Computerised tomography, or CT scans, are already used to spot signs of lung tumours, followed by a biopsy or surgery to confirm whether the tumour is malignant. However, each scan involves an expert radiologist examining around 300 images and looking for signs of cancer that can be small.

Trials using CT scans to screen people with a high risk of lung cancer have shown promise, but screening is hindered by the practical difficulty of a radiologist reviewing each image, one at a time, to determine who needs further tests.

Researcher Benoît Audelan said: “Screening for lung cancer would mean many more CT scans being taken and we do not have enough radiologists to review them all. That’s why we need to develop computer programs that can help. Our study shows that this program can find potential signs of lung cancer up to a year earlier.
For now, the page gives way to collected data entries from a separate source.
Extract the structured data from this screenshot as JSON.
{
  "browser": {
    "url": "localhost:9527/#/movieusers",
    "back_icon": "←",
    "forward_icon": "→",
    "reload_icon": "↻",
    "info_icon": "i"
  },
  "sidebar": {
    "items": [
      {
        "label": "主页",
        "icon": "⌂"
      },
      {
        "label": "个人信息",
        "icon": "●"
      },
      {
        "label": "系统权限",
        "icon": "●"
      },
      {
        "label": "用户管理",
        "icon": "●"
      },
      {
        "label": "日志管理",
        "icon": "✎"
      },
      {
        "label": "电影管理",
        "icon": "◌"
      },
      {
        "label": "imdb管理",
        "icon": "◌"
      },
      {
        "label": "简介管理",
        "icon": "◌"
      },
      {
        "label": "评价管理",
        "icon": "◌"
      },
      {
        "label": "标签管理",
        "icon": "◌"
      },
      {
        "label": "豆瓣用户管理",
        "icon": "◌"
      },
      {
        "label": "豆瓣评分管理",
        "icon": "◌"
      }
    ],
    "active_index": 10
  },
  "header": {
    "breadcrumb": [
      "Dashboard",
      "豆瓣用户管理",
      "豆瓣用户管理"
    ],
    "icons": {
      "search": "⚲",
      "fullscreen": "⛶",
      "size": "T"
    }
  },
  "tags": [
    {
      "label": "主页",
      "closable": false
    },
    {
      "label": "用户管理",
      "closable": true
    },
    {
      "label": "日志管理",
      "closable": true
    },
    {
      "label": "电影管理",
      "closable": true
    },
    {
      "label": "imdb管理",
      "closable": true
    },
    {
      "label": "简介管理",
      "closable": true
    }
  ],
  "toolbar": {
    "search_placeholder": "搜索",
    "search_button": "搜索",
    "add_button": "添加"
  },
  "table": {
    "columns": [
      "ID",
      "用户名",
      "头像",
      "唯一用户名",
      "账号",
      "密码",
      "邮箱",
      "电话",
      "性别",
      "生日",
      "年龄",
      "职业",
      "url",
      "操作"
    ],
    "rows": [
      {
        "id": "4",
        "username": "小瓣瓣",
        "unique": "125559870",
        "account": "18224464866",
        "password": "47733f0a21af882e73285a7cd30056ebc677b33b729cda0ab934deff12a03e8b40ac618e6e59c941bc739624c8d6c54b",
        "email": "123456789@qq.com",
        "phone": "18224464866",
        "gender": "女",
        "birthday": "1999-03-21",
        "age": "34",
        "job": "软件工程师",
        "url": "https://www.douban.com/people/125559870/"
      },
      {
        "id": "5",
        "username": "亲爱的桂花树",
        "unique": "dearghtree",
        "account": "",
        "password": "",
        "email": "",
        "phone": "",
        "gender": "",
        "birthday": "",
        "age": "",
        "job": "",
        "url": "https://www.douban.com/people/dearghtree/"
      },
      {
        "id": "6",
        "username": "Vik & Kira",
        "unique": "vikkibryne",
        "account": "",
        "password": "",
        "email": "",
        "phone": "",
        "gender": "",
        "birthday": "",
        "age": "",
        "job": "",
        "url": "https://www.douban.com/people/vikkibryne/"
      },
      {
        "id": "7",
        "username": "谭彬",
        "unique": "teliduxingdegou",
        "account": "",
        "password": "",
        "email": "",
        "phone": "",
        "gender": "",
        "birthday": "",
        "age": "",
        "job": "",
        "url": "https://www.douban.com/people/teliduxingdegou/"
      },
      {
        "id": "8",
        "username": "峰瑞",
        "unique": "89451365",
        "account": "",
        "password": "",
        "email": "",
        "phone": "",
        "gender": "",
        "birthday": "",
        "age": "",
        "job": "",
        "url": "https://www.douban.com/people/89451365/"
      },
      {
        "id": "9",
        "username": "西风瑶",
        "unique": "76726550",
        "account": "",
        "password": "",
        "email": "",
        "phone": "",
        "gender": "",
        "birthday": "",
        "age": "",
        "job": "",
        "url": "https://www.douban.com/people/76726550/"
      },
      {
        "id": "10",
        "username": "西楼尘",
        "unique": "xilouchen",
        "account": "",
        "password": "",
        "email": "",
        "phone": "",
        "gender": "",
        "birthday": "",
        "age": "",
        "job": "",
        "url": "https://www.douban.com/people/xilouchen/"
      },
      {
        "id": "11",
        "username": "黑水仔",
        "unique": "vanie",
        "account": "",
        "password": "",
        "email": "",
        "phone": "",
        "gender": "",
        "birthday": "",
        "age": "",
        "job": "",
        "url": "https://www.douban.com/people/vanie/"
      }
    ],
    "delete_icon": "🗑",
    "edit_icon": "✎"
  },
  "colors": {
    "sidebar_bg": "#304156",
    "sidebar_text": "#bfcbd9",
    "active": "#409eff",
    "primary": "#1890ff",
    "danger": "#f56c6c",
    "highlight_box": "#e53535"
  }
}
“The aim of our research is not to replace radiologists but to assist them by giving them a tool that can spot the earliest signs of lung cancer,” added Audelan, who is part of the Epione project team of the Inria (France’s National Institute for Research in Digital Science and Technology) centre at Côte d’Azur University.

In the new study, led by Audelan, the research team trained their AI program using a set of CT scans from 888 patients that had already been examined by radiologists to identify suspicious growths.

They then tested it on a fresh set of 1,179 patients who were part of a lung screening trial with a three-year follow-up, using CT scans that were taken in the last two years of the trial. These included 177 patients who were diagnosed with lung cancer via a biopsy after their final scan in the trial.

Diagram showing details of the lung screening experiment

Diagram showing details of the lung screening experiment. Credit: European Respiratory Society/Benoit Audelan.

Image credit: European Respiratory Society/Benoit Audelan

As a result, the program identified 172 of the 177 malignant tumours in those CT scans – it was 97 per cent effective in detecting cancers. The five tumours that the program missed were near the centre of the chest, where tumours are more challenging to distinguish from healthy parts of the body.

The researchers also tested the program on scans taken a year before the tumours were diagnosed in the same 1,179 patients. Here, it could identify 152 suspicious areas that were later diagnosed as cancer.

But the team warned the program also identifies too many suspicious areas that are not cancer (false positives) and this would need to be vastly improved before the program could be used in the clinic because investigating all of these would cause unnecessary biopsies.

The researchers plan to work on a new system that will be better able to differentiate between malignant and non-malignant tissue to help radiologists decide which patients should be investigated further.